Surrogacy business shifts to Cambodia
The international market for surrogacy is proving to be very resilient in the face of legal and social disruption
The international market for surrogacy is proving to be very resilient in the face of legal and social disruption. Now that India, Nepal and Thailand have banned international clients from using local surrogates, clinics and brokers are shifting their business to Cambodia.
According to the Sydney Morning Herald, at least 14 clinics have opened up in Phnom Penh since Thailand changed its policy after some high-profile scandals. Most of them appear to be Thai clinics, but Indian clinics are also relocating. The surrogate mothers tend to be Thai as well, since surrogacy is frowned upon in Cambodia.
Clients who travel to Cambodia to get a baby are taking a big risk. The business has sprung up overnight, as Cambodia’s first IVF baby was born in 2014 (according to the Fertility Clinic of Cambodia). No laws govern surrogacy there and the legal system is “murky and corrupt”. If the authorities do step in, they could treat surrogacy as human trafficking. The future of the clients, the surrogate mothers and the babies could be at risk.
“There is a clear risk of the Cambodian government cracking down, as occurred in Thailand and Nepal, potentially due to lobbying by anti-surrogacy activists or foreign governments,” said Sam Everingham, of Families Through Surrogacy. “It’s a disaster waiting to happen.”

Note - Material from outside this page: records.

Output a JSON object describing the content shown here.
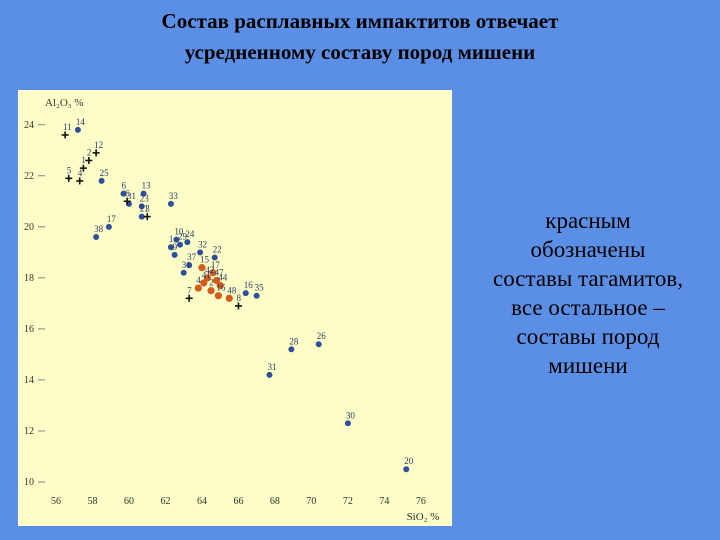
{
  "title_lines": [
    "Состав расплавных импактитов отвечает",
    "усредненному составу пород мишени"
  ],
  "caption_lines": [
    "красным",
    "обозначены",
    "составы тагамитов,",
    "все остальное –",
    "составы пород",
    "мишени"
  ],
  "colors": {
    "background": "#5b8fe6",
    "panel": "#fdfdc8",
    "target_rock": "#2e4f9c",
    "tagamite": "#d45a1e",
    "cross": "#111111"
  },
  "chart_data": {
    "type": "scatter",
    "xlabel": "SiO₂ %",
    "ylabel": "Al₂O₃ %",
    "xlim": [
      56,
      76.5
    ],
    "ylim": [
      10,
      24.5
    ],
    "x_ticks": [
      56,
      58,
      60,
      62,
      64,
      66,
      68,
      70,
      72,
      74,
      76
    ],
    "y_ticks": [
      10,
      12,
      14,
      16,
      18,
      20,
      22,
      24
    ],
    "grid": false,
    "series": [
      {
        "marker": "dot",
        "color": "#2e4f9c",
        "points": [
          {
            "x": 57.2,
            "y": 23.8,
            "label": "14"
          },
          {
            "x": 58.5,
            "y": 21.8,
            "label": "25"
          },
          {
            "x": 59.7,
            "y": 21.3,
            "label": "6"
          },
          {
            "x": 60.0,
            "y": 20.9,
            "label": "31"
          },
          {
            "x": 60.8,
            "y": 21.3,
            "label": "13"
          },
          {
            "x": 60.7,
            "y": 20.8,
            "label": "23"
          },
          {
            "x": 60.7,
            "y": 20.4,
            "label": "21"
          },
          {
            "x": 62.3,
            "y": 20.9,
            "label": "33"
          },
          {
            "x": 58.9,
            "y": 20.0,
            "label": "17"
          },
          {
            "x": 58.2,
            "y": 19.6,
            "label": "38"
          },
          {
            "x": 62.6,
            "y": 19.5,
            "label": "10"
          },
          {
            "x": 62.8,
            "y": 19.3,
            "label": "29"
          },
          {
            "x": 63.2,
            "y": 19.4,
            "label": "24"
          },
          {
            "x": 62.3,
            "y": 19.2,
            "label": "1"
          },
          {
            "x": 62.5,
            "y": 18.9,
            "label": "9"
          },
          {
            "x": 63.9,
            "y": 19.0,
            "label": "32"
          },
          {
            "x": 64.7,
            "y": 18.8,
            "label": "22"
          },
          {
            "x": 63.3,
            "y": 18.5,
            "label": "37"
          },
          {
            "x": 63.0,
            "y": 18.2,
            "label": "31"
          },
          {
            "x": 66.4,
            "y": 17.4,
            "label": "16"
          },
          {
            "x": 67.0,
            "y": 17.3,
            "label": "35"
          },
          {
            "x": 68.9,
            "y": 15.2,
            "label": "28"
          },
          {
            "x": 70.4,
            "y": 15.4,
            "label": "26"
          },
          {
            "x": 67.7,
            "y": 14.2,
            "label": "31"
          },
          {
            "x": 72.0,
            "y": 12.3,
            "label": "30"
          },
          {
            "x": 75.2,
            "y": 10.5,
            "label": "20"
          }
        ]
      },
      {
        "marker": "dot",
        "color": "#d45a1e",
        "points": [
          {
            "x": 64.0,
            "y": 18.4,
            "label": "15"
          },
          {
            "x": 64.6,
            "y": 18.2,
            "label": "17"
          },
          {
            "x": 64.3,
            "y": 18.0,
            "label": "42"
          },
          {
            "x": 64.8,
            "y": 17.9,
            "label": "47"
          },
          {
            "x": 64.1,
            "y": 17.8,
            "label": "41"
          },
          {
            "x": 65.0,
            "y": 17.7,
            "label": "44"
          },
          {
            "x": 64.5,
            "y": 17.5,
            "label": "2"
          },
          {
            "x": 64.9,
            "y": 17.3,
            "label": "16"
          },
          {
            "x": 65.5,
            "y": 17.2,
            "label": "48"
          },
          {
            "x": 63.8,
            "y": 17.6,
            "label": "4"
          }
        ]
      },
      {
        "marker": "cross",
        "color": "#111111",
        "points": [
          {
            "x": 56.5,
            "y": 23.6,
            "label": "11"
          },
          {
            "x": 58.2,
            "y": 22.9,
            "label": "12"
          },
          {
            "x": 57.8,
            "y": 22.6,
            "label": "2"
          },
          {
            "x": 57.5,
            "y": 22.3,
            "label": "1"
          },
          {
            "x": 56.7,
            "y": 21.9,
            "label": "5"
          },
          {
            "x": 57.3,
            "y": 21.8,
            "label": "4"
          },
          {
            "x": 59.9,
            "y": 21.0,
            "label": "6"
          },
          {
            "x": 61.0,
            "y": 20.4,
            "label": "3"
          },
          {
            "x": 63.3,
            "y": 17.2,
            "label": "7"
          },
          {
            "x": 66.0,
            "y": 16.9,
            "label": "8"
          }
        ]
      }
    ]
  }
}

“To advertise for surrogates in Cambodian media is not possible as the culture has no understanding of surrogacy,” Mr Everingham said. Instead, brokers find women through word of mouth or recrutit them from poorer rural areas.
However, clinics are will to take a chance, as costs are much lower in Phnom Penh. Daniel Carrington, an Australian-based case manager for IP Conceptions, an American broker which operates in Mexico where surrogacy is legal, told the SMH: “The waters will be tested in Cambodia when the first babies are born next year, when parents will be looking to exit the country. Somebody has to be the icebreaker.”